There was a fair degree of youthful bravado involved but fireworks were coming.

Cobden continues: ‘I came home and said, “Right, after November 5 I’m not going back to school!” My family were like, “What do you mean?” I said, ‘I’ve got a job with (trainer) Anthony Honeyball. I’m going to work for him; I’ve sorted out I can leave school. November 5 comes, I ain’t going back”.

‘They were like, “Well you are!” I was adamant and said, “I’m not.” And I didn’t go back. That was it. November 5 came. I started work the following day and that was that, really. I wish I’d just got the qualifications purely because it’s a dangerous job, this, isn’t it? But when I left, I never looked back again.’

Not looking back is something at which he excels.

You might think working for Nicholls — for whom he will ride Bravemansgame in the King George on Boxing Day — means a jockey spends his free time with his head buried in the form book, watching and analysing every move of every race.

Cobden will be riding Bravemansgame in the King George on Boxing Day this year

Cobden will be riding Bravemansgame in the King George on Boxing Day this year

‘Do I watch racing?’ he reflects. ‘I might look at the results (on a day off), but I wouldn’t waste a day watching racing.

‘I’d be out going wherever I wanted to go. I’d always be doing something. I never just sit at home. I’ll go off with some mates for the day, have a drink. It’s all fairly relaxed,’

There is a lesson in here. Cobden, who first rode work for Nicholls when he was 13, has a natural gift in the saddle but he is smart enough to know there is more to life than racing’s bubble and the balance he has, arguably, enables him to perform to the highest possible standards.

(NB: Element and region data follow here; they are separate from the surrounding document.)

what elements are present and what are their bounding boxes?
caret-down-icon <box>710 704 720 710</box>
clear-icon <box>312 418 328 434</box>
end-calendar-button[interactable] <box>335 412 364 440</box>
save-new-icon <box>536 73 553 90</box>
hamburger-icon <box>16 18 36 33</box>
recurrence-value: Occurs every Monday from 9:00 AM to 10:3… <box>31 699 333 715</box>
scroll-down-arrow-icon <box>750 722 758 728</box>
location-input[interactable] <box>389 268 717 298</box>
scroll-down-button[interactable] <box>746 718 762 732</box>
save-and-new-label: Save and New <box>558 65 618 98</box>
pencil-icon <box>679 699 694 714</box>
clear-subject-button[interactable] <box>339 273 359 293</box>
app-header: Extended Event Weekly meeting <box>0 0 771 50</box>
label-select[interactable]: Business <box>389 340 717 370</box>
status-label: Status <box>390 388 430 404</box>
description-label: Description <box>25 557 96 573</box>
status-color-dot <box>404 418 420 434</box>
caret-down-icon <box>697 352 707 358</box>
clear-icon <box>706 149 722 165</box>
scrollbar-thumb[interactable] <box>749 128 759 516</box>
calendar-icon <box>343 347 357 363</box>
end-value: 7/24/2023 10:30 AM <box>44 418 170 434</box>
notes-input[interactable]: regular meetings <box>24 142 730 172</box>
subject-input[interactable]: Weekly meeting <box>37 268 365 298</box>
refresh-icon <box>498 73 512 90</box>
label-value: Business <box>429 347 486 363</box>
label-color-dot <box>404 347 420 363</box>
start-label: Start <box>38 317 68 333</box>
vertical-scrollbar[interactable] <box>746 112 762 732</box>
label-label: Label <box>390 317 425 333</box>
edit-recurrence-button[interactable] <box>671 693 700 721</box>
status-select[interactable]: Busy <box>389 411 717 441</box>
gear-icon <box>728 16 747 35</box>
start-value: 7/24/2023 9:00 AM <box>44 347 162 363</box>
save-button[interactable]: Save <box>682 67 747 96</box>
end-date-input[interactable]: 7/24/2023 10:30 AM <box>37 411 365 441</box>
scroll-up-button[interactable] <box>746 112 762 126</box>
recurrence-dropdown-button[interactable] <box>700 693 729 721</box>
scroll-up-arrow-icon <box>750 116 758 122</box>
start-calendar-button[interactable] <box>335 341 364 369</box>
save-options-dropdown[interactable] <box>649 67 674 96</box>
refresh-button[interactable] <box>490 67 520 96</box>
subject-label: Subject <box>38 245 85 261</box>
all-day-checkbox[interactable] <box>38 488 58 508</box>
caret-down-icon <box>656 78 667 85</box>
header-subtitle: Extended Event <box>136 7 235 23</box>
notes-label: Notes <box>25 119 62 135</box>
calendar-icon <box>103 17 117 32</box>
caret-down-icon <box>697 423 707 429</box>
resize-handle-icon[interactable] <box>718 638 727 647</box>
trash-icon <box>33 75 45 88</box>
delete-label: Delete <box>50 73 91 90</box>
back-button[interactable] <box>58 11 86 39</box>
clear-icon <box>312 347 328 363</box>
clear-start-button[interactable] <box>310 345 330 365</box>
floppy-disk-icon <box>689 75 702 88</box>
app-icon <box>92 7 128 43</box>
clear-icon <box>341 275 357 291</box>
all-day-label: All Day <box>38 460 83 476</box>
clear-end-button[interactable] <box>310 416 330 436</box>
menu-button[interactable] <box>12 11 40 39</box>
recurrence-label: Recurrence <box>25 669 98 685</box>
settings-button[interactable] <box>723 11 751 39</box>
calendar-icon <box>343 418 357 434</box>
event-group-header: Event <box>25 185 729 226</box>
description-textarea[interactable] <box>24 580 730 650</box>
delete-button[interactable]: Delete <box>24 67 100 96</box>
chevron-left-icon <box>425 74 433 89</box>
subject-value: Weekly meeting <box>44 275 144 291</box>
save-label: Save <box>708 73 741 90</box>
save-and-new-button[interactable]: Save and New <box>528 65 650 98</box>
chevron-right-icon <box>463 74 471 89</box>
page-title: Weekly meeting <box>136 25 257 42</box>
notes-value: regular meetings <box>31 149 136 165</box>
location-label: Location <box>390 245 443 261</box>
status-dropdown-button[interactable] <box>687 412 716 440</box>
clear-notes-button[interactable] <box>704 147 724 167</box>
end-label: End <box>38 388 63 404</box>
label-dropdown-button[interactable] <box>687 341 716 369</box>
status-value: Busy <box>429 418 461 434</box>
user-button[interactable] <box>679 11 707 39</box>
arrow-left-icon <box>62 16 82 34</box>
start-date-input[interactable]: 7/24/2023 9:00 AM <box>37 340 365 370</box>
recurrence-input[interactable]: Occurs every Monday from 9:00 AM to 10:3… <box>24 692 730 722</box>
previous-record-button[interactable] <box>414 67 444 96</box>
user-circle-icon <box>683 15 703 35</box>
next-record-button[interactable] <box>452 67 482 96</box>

He might get beaten on an odds-on shot, for example, but as soon as he is on the way back home, his mind will switch to his passion — and what he deems to be his ‘real’ job — of farming.

He won’t spend Christmas Day fretting about riding at Kempton when a herd of cows needs to be looked after.

‘When you get home, you’re not a jockey any more are you?’ says Cobden, who recently signed as an ambassador for Planet Sport Bet. ‘When I’m at home it’s only my old man (William) and myself and my brother (James). We’re beef farmers. That’s our business, fattening them up.

‘It’s something different, isn’t it? It’s relaxing. There’s something about being around animals. The stress of racing goes out the window, you’re on doing something in your own world and there’s a bit of normality. It’s freedom, isn’t it? I don’t have to be there but I want to be there.’

The paradox of this, though, is he also wants to be riding the biggest winners. After we spoke, he weighed in for five rides at Newbury. He’d walked the course earlier, done his research and was rewarded with a winner thanks to a perfectly timed run on the stout novice chaser, Brave Kingdom.

Cobden has a carefree attitude but can also switch on when he needs to

Cobden has a carefree attitude but can also switch on when he needs to

Cobden might have a carefree attitude and know how to switch off but he is a top-level sportsman and that doesn’t happen by fluke. He has ridden for Nicholls since 2017 and it is effectively like being a striker for Manchester United: if you don’t score goals, you will get sold.

‘There’s been lots of occasions in the last six years where he’s been p***** off with me and would just absolutely erupt,’ Cobden says. ‘What’s the point of me arguing back? I don’t retaliate – 30 minutes later you’ve got another opportunity to go and put it right.

‘In my opinion, having a row doesn’t achieve anything. Let him have his five minutes; in 25 minutes I’ll be back out having another go. But he’s the best trainer I’ve ever seen. I probably don’t appreciate this job as much as I should do.

‘Loads of good horses and loads of good winners? I’ve been in the right place at the right time. I’ve been very lucky where I’ve been. I’m riding the wave.’